Yerel seçime giderken başlıklı iki yazımda da toplumun bu seçimlerde iktidar karnesine not vereceğini vurgulamıştım, öyle de oldu. Emekli maaşlarının yetersizliği, enflasyonun yüzde 70’lerde seyretmesi, hayat pahalılığının denetlenemez oluşu gibi nedenler iktidar karnesine kırık not düşürmüştür.
İktidar oyları düşerken, CHP oyları ilk kez iktidar oylarının üzerinde yükselmiştir.

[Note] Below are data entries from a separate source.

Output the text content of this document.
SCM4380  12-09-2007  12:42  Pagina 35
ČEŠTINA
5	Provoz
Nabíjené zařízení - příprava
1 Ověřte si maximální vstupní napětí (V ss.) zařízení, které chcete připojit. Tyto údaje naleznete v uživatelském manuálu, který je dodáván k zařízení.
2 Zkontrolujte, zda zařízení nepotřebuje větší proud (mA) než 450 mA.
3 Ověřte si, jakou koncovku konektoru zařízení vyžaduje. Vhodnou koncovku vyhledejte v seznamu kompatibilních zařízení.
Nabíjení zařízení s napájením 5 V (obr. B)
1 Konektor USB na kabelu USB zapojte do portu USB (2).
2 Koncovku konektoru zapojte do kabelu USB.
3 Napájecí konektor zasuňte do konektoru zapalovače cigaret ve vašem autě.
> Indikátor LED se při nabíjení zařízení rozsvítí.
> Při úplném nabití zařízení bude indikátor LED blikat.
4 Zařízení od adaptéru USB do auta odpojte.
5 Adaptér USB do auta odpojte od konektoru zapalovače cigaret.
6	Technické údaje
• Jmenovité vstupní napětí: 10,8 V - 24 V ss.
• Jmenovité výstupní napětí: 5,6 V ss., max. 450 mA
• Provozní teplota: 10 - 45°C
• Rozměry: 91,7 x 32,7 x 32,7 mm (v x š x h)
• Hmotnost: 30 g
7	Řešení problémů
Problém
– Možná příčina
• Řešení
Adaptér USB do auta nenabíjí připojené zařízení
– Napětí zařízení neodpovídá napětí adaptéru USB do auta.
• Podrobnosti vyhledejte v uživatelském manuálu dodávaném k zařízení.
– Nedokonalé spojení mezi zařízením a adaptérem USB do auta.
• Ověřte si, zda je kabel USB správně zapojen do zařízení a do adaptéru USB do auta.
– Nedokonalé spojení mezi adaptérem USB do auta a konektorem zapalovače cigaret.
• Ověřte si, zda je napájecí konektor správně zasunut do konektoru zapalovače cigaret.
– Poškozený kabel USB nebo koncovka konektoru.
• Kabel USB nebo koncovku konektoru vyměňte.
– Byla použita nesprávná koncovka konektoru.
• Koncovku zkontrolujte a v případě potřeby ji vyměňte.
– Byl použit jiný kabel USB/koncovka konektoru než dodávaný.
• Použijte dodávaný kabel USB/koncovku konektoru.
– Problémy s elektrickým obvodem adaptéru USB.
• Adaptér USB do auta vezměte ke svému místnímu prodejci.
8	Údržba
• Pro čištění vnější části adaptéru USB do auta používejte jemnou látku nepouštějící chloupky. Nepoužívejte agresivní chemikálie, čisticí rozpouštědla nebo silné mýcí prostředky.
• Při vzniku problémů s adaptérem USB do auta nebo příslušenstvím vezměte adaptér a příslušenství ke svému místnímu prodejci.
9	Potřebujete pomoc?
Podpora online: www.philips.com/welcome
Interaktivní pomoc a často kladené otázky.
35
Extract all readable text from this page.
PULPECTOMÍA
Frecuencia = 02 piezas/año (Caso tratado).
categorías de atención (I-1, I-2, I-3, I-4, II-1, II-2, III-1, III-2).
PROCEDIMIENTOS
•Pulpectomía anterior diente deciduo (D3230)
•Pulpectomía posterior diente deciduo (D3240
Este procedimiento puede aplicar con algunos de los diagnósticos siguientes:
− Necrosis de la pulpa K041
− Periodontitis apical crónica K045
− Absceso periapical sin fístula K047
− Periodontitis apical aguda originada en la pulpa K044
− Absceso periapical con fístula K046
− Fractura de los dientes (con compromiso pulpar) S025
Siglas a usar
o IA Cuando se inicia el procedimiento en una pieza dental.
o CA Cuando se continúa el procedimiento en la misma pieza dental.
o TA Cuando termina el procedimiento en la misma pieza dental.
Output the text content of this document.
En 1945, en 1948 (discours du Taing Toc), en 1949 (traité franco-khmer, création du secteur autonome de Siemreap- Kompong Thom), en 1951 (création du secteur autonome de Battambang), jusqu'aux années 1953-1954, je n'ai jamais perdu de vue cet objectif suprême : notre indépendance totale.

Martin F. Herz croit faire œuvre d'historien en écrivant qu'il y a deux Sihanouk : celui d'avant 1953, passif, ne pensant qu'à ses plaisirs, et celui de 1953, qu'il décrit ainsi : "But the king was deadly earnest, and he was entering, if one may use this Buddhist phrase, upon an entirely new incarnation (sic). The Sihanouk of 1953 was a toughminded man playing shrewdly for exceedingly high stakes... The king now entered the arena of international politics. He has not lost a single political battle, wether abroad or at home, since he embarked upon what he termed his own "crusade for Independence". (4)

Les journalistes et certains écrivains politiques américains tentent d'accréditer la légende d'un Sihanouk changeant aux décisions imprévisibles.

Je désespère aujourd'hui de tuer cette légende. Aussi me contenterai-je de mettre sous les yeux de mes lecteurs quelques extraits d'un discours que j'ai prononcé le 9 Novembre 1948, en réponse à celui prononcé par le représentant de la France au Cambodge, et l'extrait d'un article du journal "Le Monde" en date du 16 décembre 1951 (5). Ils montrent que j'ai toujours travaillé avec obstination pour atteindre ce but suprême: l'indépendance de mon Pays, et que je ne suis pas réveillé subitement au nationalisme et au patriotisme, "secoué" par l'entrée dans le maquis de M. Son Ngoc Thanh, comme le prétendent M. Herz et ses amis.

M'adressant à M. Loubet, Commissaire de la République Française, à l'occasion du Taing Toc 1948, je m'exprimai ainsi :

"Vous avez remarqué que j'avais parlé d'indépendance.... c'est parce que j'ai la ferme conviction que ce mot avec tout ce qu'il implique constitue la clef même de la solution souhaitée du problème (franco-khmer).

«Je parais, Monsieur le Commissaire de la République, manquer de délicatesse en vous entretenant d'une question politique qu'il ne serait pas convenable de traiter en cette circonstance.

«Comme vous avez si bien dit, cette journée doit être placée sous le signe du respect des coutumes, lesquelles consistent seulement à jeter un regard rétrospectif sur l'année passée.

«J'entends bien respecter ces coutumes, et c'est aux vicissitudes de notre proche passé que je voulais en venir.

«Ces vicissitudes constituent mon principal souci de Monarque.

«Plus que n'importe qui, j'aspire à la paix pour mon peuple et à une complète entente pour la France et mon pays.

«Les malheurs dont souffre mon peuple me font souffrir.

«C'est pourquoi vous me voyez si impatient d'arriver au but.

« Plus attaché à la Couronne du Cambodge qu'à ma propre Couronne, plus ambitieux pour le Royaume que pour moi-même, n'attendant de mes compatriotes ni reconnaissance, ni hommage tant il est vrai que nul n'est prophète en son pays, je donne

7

Bu oran olası bir erken seçim için CHP’ye yeşil ışık yakmıştır.
Bu seçimlerin çok iyi okunması gerekiyor. İttifaklar dağılmış, her parti kendi boyunu posunu görmüştür. Bana göre bu seçimlerin kazananı ne CHP, ne de AKP olmuştur. Bu yerel seçimlerin kazananı geçim sıkıntısına düşen, kendisi ile inatlaşan ve hayat pahalılığına direnen halk olmuştur. Halk yerel yönetimlerde tercihini CHP’den yana kullanmıştır.
Ancak, yerel yönetimlerde ve özellikle de İstanbul, Ankara, İzmir, Antalya gibi büyükşehirlerde iktidarlığını sürdüren CHP’li belediyelere çok büyük görevler düşüyor.
Ülke iktidarı AKP’nin elindedir. İktidar yerel talepleri çok iyi dinlemeli, artık toplumla inatlaşmayı bırakmalı.
İstanbul Büyükşehir Belediye Başkanlığına yeniden seçilen Sayın Ekrem İmamoğlu’nun zafer konuşmasında söylediği çok anlamlı. ‘Bu seçimlerin kaybedeni yok!’
Bu seçimler dünyaya örnek olacak bir demokrasi başarısıdır.
Bu seçimler Türk toplumunun umudunu kaybetmediğini gösteren bir direniş destanıdır. Bu seçimlerde kadınlarımız da yerel yönetimlerde göreve getirilmiştir.
11 ilimiz artık kadın belediye başkanlarına emanet.
Ülkemize kadın eli değecektir.
Ben her zaman umutlu oldum, umudumu hiç kaybetmedim.